If all the members of the family are to understand one another and love one another, each one must have a great virtue. The same training and the same blood are not sufficient; self-conquest is necessary. Bishop Jacques Bossuet expressed it well: “Natures are always sufficiently opposite in character to create frequent friction in a habitual society. Each one has his particular disposition, his prejudices, his habits. One sees himself at such close range and one sees oneself from so many angles, with so many faults in the most trifling occurrences! One grows weary, imperfection repels, human weakness makes itself felt more and more, so that it is necessary to conquer oneself at every hour.”
THE HIERARCHY OF DUTIES.
APOSTOLIC work if carried on inopportunely or immoderately can take a woman away from her home too much.
Beyond a doubt, there are immense needs: help for the sick, catechetical instructions, guild meetings for the Sisters, spiritual conferences, and in all of these, great charity can be exercised. It is much better for a woman to spend her time in such things than in lounging, or in numerous and useless visits, in exploring for the hundredth time some enticing department store. Nevertheless, the duties of the home remain her principal work: To plan, to arrange, to mend, to clean, to sew, to beautify, to care for the children. Insignificant duties? But what would that matter if they represented the Will of God? Are we not too often tempted to want a change? Impetuous zeal, poorly directed service, caprice under the guise of generosity seek to substitute for daily duty which perhaps has not much glamour about it but which is, just the same, wanted by God.
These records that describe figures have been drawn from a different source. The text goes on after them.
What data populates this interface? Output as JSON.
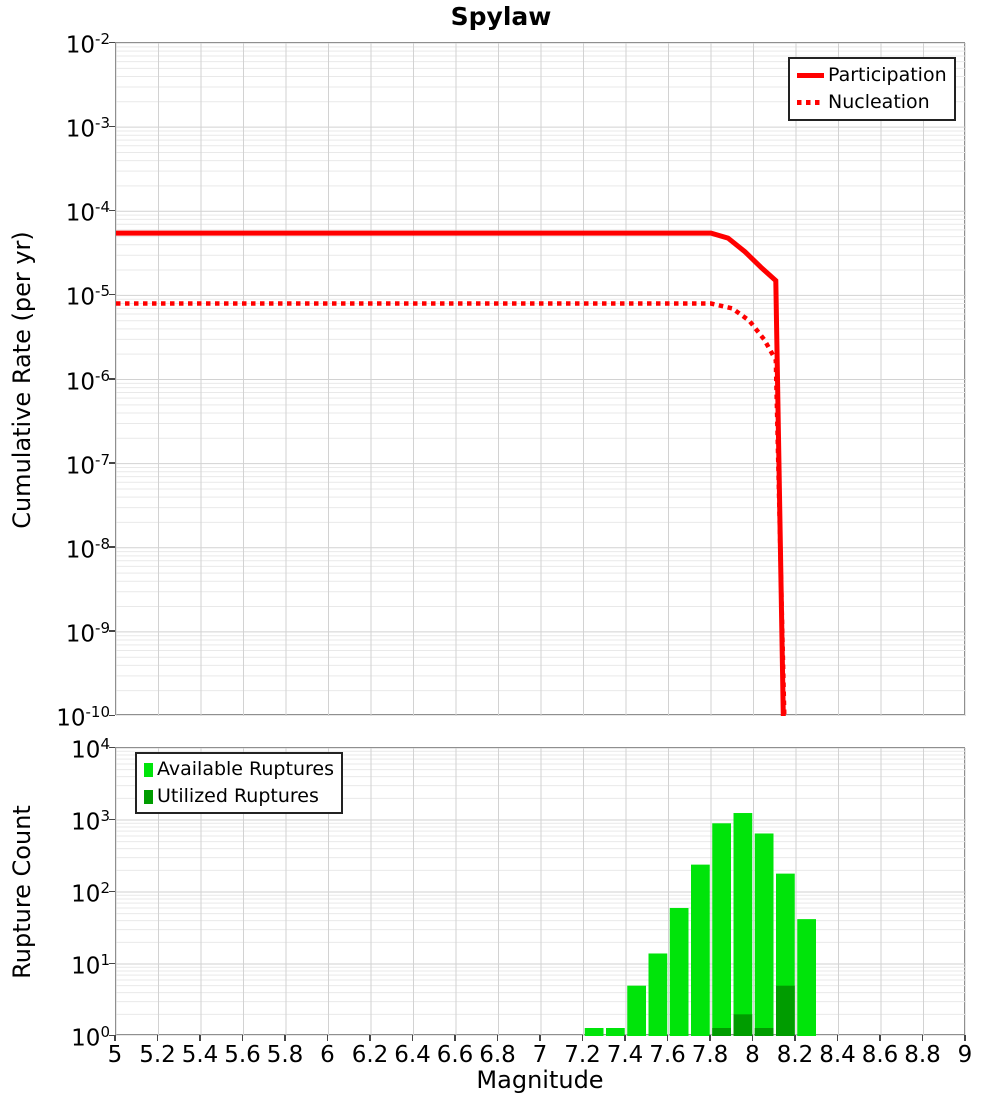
{
  "title": "Spylaw",
  "colors": {
    "participation": "#ff0000",
    "nucleation": "#ff0000",
    "available": "#00e40a",
    "utilized": "#009c00",
    "grid_major": "#d2d2d2",
    "grid_minor": "#e9e9e9",
    "plot_border": "#8f8f8f"
  },
  "x_tick_labels": [
    "5",
    "5.2",
    "5.4",
    "5.6",
    "5.8",
    "6",
    "6.2",
    "6.4",
    "6.6",
    "6.8",
    "7",
    "7.2",
    "7.4",
    "7.6",
    "7.8",
    "8",
    "8.2",
    "8.4",
    "8.6",
    "8.8",
    "9"
  ],
  "chart_data": [
    {
      "type": "line",
      "title": "Spylaw",
      "xlabel": "",
      "ylabel": "Cumulative Rate (per yr)",
      "x_range": [
        5,
        9
      ],
      "y_range": [
        1e-10,
        0.01
      ],
      "y_scale": "log",
      "grid": true,
      "legend_position": "top-right",
      "y_ticks": [
        {
          "base": "10",
          "exp": "-2"
        },
        {
          "base": "10",
          "exp": "-3"
        },
        {
          "base": "10",
          "exp": "-4"
        },
        {
          "base": "10",
          "exp": "-5"
        },
        {
          "base": "10",
          "exp": "-6"
        },
        {
          "base": "10",
          "exp": "-7"
        },
        {
          "base": "10",
          "exp": "-8"
        },
        {
          "base": "10",
          "exp": "-9"
        },
        {
          "base": "10",
          "exp": "-10"
        }
      ],
      "series": [
        {
          "name": "Participation",
          "style": "solid",
          "color": "#ff0000",
          "points": [
            [
              5.0,
              5.5e-05
            ],
            [
              7.8,
              5.5e-05
            ],
            [
              7.88,
              4.8e-05
            ],
            [
              7.96,
              3.3e-05
            ],
            [
              8.04,
              2.1e-05
            ],
            [
              8.105,
              1.5e-05
            ],
            [
              8.14,
              1e-10
            ]
          ]
        },
        {
          "name": "Nucleation",
          "style": "dotted",
          "color": "#ff0000",
          "points": [
            [
              5.0,
              8e-06
            ],
            [
              7.8,
              8e-06
            ],
            [
              7.9,
              7e-06
            ],
            [
              7.98,
              5e-06
            ],
            [
              8.05,
              3e-06
            ],
            [
              8.105,
              1.7e-06
            ],
            [
              8.145,
              1e-10
            ]
          ]
        }
      ]
    },
    {
      "type": "bar",
      "title": "",
      "xlabel": "Magnitude",
      "ylabel": "Rupture Count",
      "x_range": [
        5,
        9
      ],
      "y_range": [
        1,
        10000
      ],
      "y_scale": "log",
      "grid": true,
      "legend_position": "top-left",
      "bar_width": 0.1,
      "y_ticks": [
        {
          "base": "10",
          "exp": "4"
        },
        {
          "base": "10",
          "exp": "3"
        },
        {
          "base": "10",
          "exp": "2"
        },
        {
          "base": "10",
          "exp": "1"
        },
        {
          "base": "10",
          "exp": "0"
        }
      ],
      "categories": [
        7.25,
        7.35,
        7.45,
        7.55,
        7.65,
        7.75,
        7.85,
        7.95,
        8.05,
        8.15,
        8.25
      ],
      "series": [
        {
          "name": "Available Ruptures",
          "color": "#00e40a",
          "values": [
            1,
            1,
            5,
            14,
            60,
            240,
            900,
            1250,
            650,
            180,
            42
          ]
        },
        {
          "name": "Utilized Ruptures",
          "color": "#009c00",
          "values": [
            0,
            0,
            0,
            0,
            0,
            0,
            1,
            2,
            1,
            5,
            0
          ]
        }
      ]
    }
  ]
}
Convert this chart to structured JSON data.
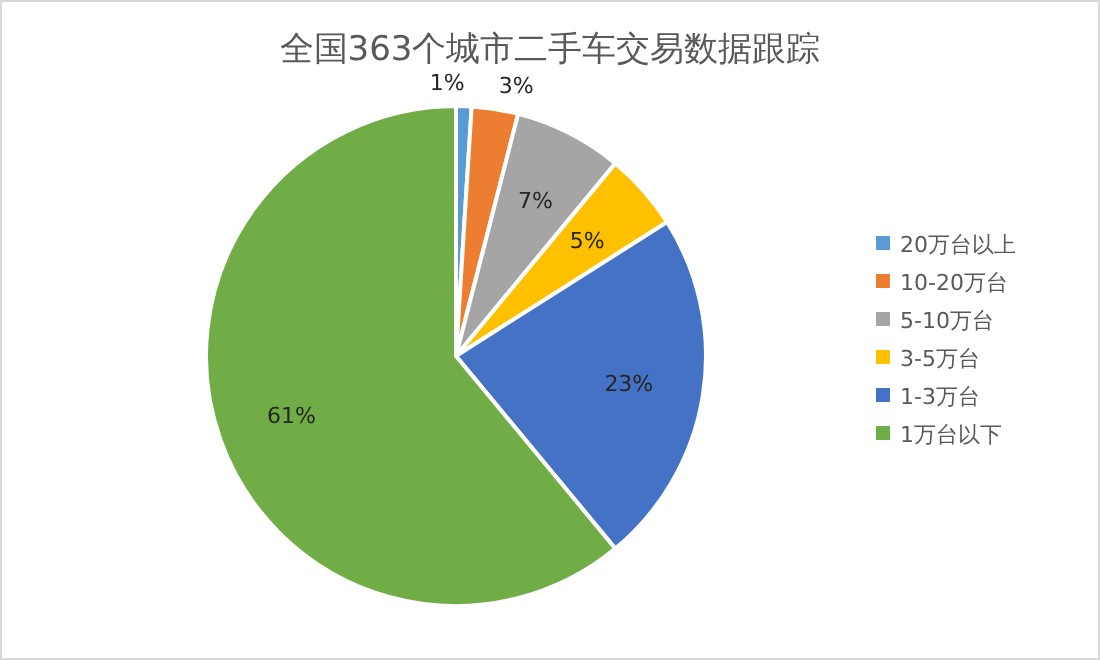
{
  "chart_data": {
    "type": "pie",
    "title": "全国363个城市二手车交易数据跟踪",
    "categories": [
      "20万台以上",
      "10-20万台",
      "5-10万台",
      "3-5万台",
      "1-3万台",
      "1万台以下"
    ],
    "values": [
      1,
      3,
      7,
      5,
      23,
      61
    ],
    "colors": [
      "#5b9bd5",
      "#ed7d31",
      "#a5a5a5",
      "#ffc000",
      "#4472c4",
      "#70ad47"
    ],
    "value_labels": [
      "1%",
      "3%",
      "7%",
      "5%",
      "23%",
      "61%"
    ],
    "legend": "right"
  }
}
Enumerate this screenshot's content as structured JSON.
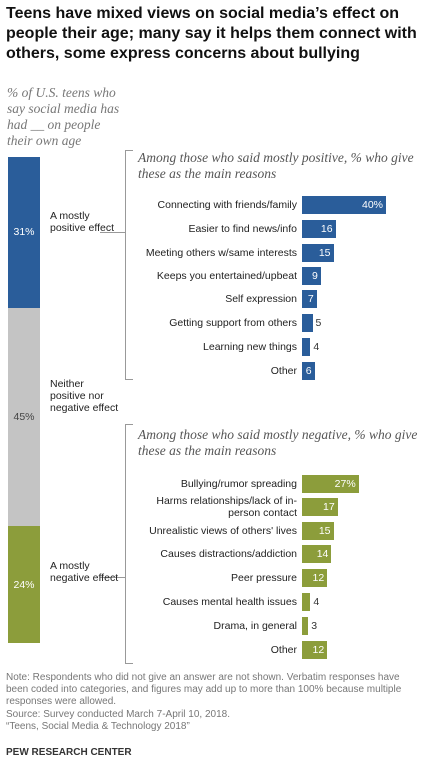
{
  "title": "Teens have mixed views on social media’s effect on people their age; many say it helps them connect with others, some express concerns about bullying",
  "subtitle": "% of U.S. teens who say social media has had __ on people their own age",
  "chart_data": [
    {
      "type": "stacked_bar",
      "categories": [
        "A mostly positive effect",
        "Neither positive nor negative effect",
        "A mostly negative effect"
      ],
      "values": [
        31,
        45,
        24
      ],
      "value_labels": [
        "31%",
        "45%",
        "24%"
      ],
      "colors": [
        "#2a5d9a",
        "#c4c4c4",
        "#8c9d3b"
      ]
    },
    {
      "type": "bar",
      "title": "Among those who said mostly positive, % who give these as the main reasons",
      "categories": [
        "Connecting with friends/family",
        "Easier to find news/info",
        "Meeting others w/same interests",
        "Keeps you entertained/upbeat",
        "Self expression",
        "Getting support from others",
        "Learning new things",
        "Other"
      ],
      "values": [
        40,
        16,
        15,
        9,
        7,
        5,
        4,
        6
      ],
      "value_labels": [
        "40%",
        "16",
        "15",
        "9",
        "7",
        "5",
        "4",
        "6"
      ],
      "color": "#2a5d9a"
    },
    {
      "type": "bar",
      "title": "Among those who said mostly negative, % who give these as the main reasons",
      "categories": [
        "Bullying/rumor spreading",
        "Harms relationships/lack of in-person contact",
        "Unrealistic views of others' lives",
        "Causes distractions/addiction",
        "Peer pressure",
        "Causes mental health issues",
        "Drama, in general",
        "Other"
      ],
      "values": [
        27,
        17,
        15,
        14,
        12,
        4,
        3,
        12
      ],
      "value_labels": [
        "27%",
        "17",
        "15",
        "14",
        "12",
        "4",
        "3",
        "12"
      ],
      "color": "#8c9d3b"
    }
  ],
  "note": "Note: Respondents who did not give an answer are not shown. Verbatim responses have been coded into categories, and figures may add up to more than 100% because multiple responses were allowed.",
  "source": "Source: Survey conducted March 7-April 10, 2018.",
  "report": "“Teens, Social Media & Technology 2018”",
  "brand": "PEW RESEARCH CENTER"
}
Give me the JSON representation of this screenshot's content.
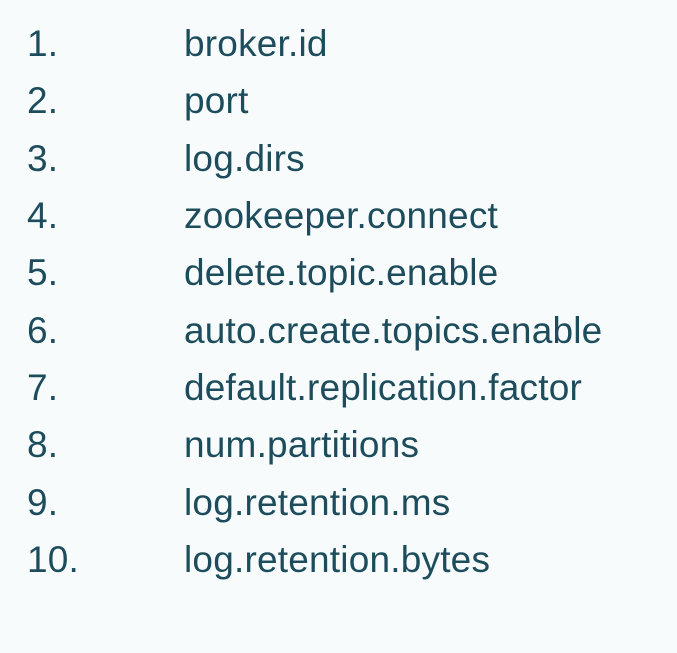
{
  "list": {
    "items": [
      {
        "number": "1.",
        "name": "broker.id"
      },
      {
        "number": "2.",
        "name": "port"
      },
      {
        "number": "3.",
        "name": "log.dirs"
      },
      {
        "number": "4.",
        "name": "zookeeper.connect"
      },
      {
        "number": "5.",
        "name": "delete.topic.enable"
      },
      {
        "number": "6.",
        "name": "auto.create.topics.enable"
      },
      {
        "number": "7.",
        "name": "default.replication.factor"
      },
      {
        "number": "8.",
        "name": "num.partitions"
      },
      {
        "number": "9.",
        "name": "log.retention.ms"
      },
      {
        "number": "10.",
        "name": "log.retention.bytes"
      }
    ]
  },
  "colors": {
    "background": "#f7fbfb",
    "text": "#1d4d5c"
  }
}
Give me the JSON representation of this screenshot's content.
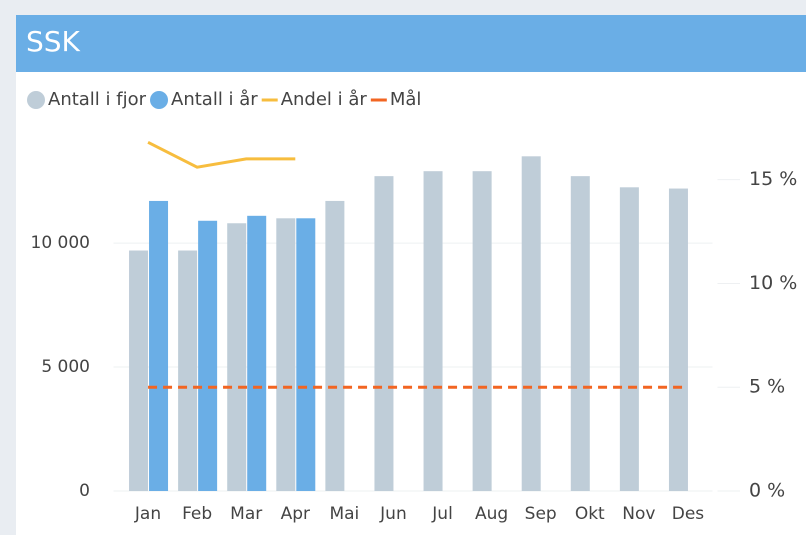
{
  "header": {
    "title": "SSK"
  },
  "chart_data": {
    "type": "bar",
    "categories": [
      "Jan",
      "Feb",
      "Mar",
      "Apr",
      "Mai",
      "Jun",
      "Jul",
      "Aug",
      "Sep",
      "Okt",
      "Nov",
      "Des"
    ],
    "series": [
      {
        "name": "Antall i fjor",
        "type": "bar",
        "color": "#bfcdd8",
        "values": [
          9700,
          9700,
          10800,
          11000,
          11700,
          12700,
          12900,
          12900,
          13500,
          12700,
          12250,
          12200
        ]
      },
      {
        "name": "Antall i år",
        "type": "bar",
        "color": "#6aaee6",
        "values": [
          11700,
          10900,
          11100,
          11000,
          null,
          null,
          null,
          null,
          null,
          null,
          null,
          null
        ]
      },
      {
        "name": "Andel i år",
        "type": "line",
        "axis": "y2",
        "color": "#f7bd3e",
        "values": [
          16.8,
          15.6,
          16.0,
          16.0,
          null,
          null,
          null,
          null,
          null,
          null,
          null,
          null
        ]
      },
      {
        "name": "Mål",
        "type": "line",
        "axis": "y2",
        "color": "#f26522",
        "dashed": true,
        "values": [
          5,
          5,
          5,
          5,
          5,
          5,
          5,
          5,
          5,
          5,
          5,
          5
        ]
      }
    ],
    "ylim": [
      0,
      14400
    ],
    "yticks": [
      0,
      {
        "value": 5000,
        "label": "5 000"
      },
      {
        "value": 10000,
        "label": "10 000"
      }
    ],
    "y2lim": [
      0,
      17.2
    ],
    "y2ticks": [
      {
        "value": 0,
        "label": "0 %"
      },
      {
        "value": 5,
        "label": "5 %"
      },
      {
        "value": 10,
        "label": "10 %"
      },
      {
        "value": 15,
        "label": "15 %"
      }
    ],
    "grid": true
  }
}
Would not the greatest charity in such a case be not to engage in works of charity but to remain faithfully at home and devote oneself to works which no one will speak of and which will win no one’s congratulations? Later when the children have grown up and settled, there may be leisure; then a large share in the apostolate will be open according to one’s strength and time. Until then, my nearest neighbor, without being the least bit exclusive about it but merely judging with a well instructed understanding, will be this little world that has established itself in my home...
Another danger besides excessive apostolic works that might ensnare some wives and mothers of families would be to give exaggerated place to exercises of piety. Did not one of the characters in a novel by Georges Duhamel lament this tendency: “I have heard priests say that some women have spoiled their married life by excessive attendance at religious ceremonies and they sighed, ‘Why did they get married if they had a religious vocation!’ Yes.”
There are unfortunately some husbands so superficially Christian that they see exaggeration in the most elementary and normal practice of piety on the part of the wife and mother. That is only too sadly true! Their judgment is worth nothing.
We are referring only to an actual excess, which would really be considered such by a competent judge.
There is no doubt that a married woman, if she is a good manager and is not encumbered by some job outside the home, can find time for normal religious exercises and can even provide for meditation, spiritual reading and a relatively frequent assistance at Mass and reception of Holy Communion; time, after all, is something that varies in its possibility for adaptations and compressibility and woman excels in the heart of putting many things into a small place...
If she suspects that her husband finds certain exterior acts of piety exaggerated, attendance at weekday Mass for instance, let her increase her private devotions somewhat, a little more meditation or spiritual reading when he is not around; whether he is right or not, it is better not to irritate him if grave consequences might result. That is how Elisabeth Leseur managed; never did she betray the least annoyance when disturbed in her devotions; she always answered her husband’s call or his outbursts of irritation with a pleasant face.
Never neglect a duty but observe the order of their importance.